08

231 39 17
                                    

''Affetti.''

(,)

Kalbimin titremesiyle gelen çırpıntılar, yerinden çıkacak gibi delice atması... Kanlar vücudumdan akarken, yazarın son kelimesi kanımı dondurmuş gibi hissettim.

O cümleyle yaralarım kapanmıştı sanki. Kesikler, yumruklarla oluşan yaralar birden kapanıvermişti benim için.

Gerçekliğe mi yoksa kitap akışında mı kalmıştım, hiçbir fikrim yoktu.

Şu an o kelimeyle sonuna kadar mutlu olmak istiyordum. 

Ölecek olsam bile mutlu olarak ölmek istiyordum. Kalbimdeki boşluğu kaplayan vicdan azabı, öfke o kadar vücudumu kaplamıştı ki, yakında hiçbir şeyi göremeyecek raddeye geleceğimi tahmin edebiliyordum.

Yazarın, beni affetmesi nasıl bir şeydi sizce? Bu anlatılamazdı, kelimelere yer verilemezdi. Çünkü bu vicdan azabının getirdiği yük birden üstten çekilince oradaki iç çekiş sesi her yerde yankılanıyordu.
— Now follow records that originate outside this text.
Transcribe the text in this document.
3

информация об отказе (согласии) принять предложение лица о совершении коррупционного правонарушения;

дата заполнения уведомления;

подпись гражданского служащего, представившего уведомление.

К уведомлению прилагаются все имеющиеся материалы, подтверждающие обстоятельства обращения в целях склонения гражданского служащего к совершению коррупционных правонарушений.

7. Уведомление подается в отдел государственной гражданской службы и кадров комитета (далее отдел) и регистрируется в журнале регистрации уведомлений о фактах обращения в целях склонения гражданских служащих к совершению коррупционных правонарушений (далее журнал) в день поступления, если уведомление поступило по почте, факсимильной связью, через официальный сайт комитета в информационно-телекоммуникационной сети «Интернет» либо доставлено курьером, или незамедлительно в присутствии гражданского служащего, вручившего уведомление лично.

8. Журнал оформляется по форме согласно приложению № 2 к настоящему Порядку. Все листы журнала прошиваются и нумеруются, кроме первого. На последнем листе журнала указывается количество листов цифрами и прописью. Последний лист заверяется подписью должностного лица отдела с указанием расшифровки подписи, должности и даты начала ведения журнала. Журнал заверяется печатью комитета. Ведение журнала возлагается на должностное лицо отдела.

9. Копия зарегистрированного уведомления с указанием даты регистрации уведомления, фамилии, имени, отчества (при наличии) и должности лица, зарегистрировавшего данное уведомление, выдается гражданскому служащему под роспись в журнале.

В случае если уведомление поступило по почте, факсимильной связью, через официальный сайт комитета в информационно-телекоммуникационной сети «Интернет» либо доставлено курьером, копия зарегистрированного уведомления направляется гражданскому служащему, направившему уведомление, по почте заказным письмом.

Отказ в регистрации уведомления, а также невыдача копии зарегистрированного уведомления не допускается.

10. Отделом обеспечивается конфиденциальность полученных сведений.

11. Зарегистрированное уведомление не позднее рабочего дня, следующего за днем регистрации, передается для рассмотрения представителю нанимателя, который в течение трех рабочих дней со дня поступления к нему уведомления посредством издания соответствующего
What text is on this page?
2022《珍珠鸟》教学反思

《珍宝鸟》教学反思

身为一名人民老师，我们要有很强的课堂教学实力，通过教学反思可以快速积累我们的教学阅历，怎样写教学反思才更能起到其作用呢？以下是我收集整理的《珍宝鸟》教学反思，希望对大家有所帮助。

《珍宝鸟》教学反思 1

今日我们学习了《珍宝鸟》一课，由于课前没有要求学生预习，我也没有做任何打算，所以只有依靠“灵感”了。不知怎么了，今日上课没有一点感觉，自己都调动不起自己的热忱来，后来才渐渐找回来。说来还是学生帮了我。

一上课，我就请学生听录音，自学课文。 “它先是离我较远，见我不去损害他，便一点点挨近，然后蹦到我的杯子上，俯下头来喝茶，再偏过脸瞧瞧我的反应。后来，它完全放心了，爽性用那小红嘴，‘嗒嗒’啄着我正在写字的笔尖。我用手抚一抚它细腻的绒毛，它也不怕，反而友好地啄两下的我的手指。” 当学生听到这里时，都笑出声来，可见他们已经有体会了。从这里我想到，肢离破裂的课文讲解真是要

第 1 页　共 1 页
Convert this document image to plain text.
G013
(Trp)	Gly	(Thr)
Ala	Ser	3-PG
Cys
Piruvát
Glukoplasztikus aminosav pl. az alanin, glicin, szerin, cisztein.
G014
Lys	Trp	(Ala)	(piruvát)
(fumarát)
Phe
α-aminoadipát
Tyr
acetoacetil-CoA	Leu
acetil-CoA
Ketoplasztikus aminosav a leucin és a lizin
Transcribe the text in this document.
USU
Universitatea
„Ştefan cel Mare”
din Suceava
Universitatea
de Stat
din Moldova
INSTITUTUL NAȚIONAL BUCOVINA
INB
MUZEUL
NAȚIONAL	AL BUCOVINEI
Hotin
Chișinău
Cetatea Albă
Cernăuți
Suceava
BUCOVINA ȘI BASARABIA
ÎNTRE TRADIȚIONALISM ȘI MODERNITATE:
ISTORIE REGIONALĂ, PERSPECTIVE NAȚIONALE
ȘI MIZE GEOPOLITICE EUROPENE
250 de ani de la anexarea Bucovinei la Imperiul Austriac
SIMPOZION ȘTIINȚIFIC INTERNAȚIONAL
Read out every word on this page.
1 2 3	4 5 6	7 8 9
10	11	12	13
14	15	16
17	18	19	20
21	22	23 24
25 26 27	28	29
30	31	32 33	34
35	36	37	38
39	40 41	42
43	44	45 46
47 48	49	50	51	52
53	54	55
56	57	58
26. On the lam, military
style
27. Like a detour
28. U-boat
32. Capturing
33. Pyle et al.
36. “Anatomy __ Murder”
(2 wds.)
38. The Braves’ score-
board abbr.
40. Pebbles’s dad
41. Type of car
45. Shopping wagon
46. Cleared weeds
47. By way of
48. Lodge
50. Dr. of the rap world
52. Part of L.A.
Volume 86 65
Velhasıl, duygular her zaman sözcüklere, kelimelere yani bütünüyle oluşan cümlelere yer verilemezdi.

Bazen kitap karakterlerinin duyguları o kadar kuvvetli olurdu ki, yazarınızın bunu anladığını sanardınız. 

Lakin bu sefer gerçek olmuştu.

Yazarım, sesimi duymuştu.

Bu... hayatımda ilk ve son şeydi.

Beni her zaman duymasını istiyordum.

Ve bu, gerçek oldu.

.

Kitap karakterleri ellerini yakamdan çekip geri geri adım atmaya başladıklarında patlayan dudağımda biriken kanı silip yutkundum. Alt dudağımın titrediğini hissediyordum. Bu titreme yavaşça vücuduma yankı getirdiğini de biliyordum. Bu titreme, yazarın duygularıma dokunduğu anlamına mı geliyordu? Küçük hayal ettiğim parmaklarıyla kavradığı kalemle mürekkebini yahut kurşun kalemini göğsüme değdirip gerçek hislerimi o dokunuşta arttırmıştı sanki.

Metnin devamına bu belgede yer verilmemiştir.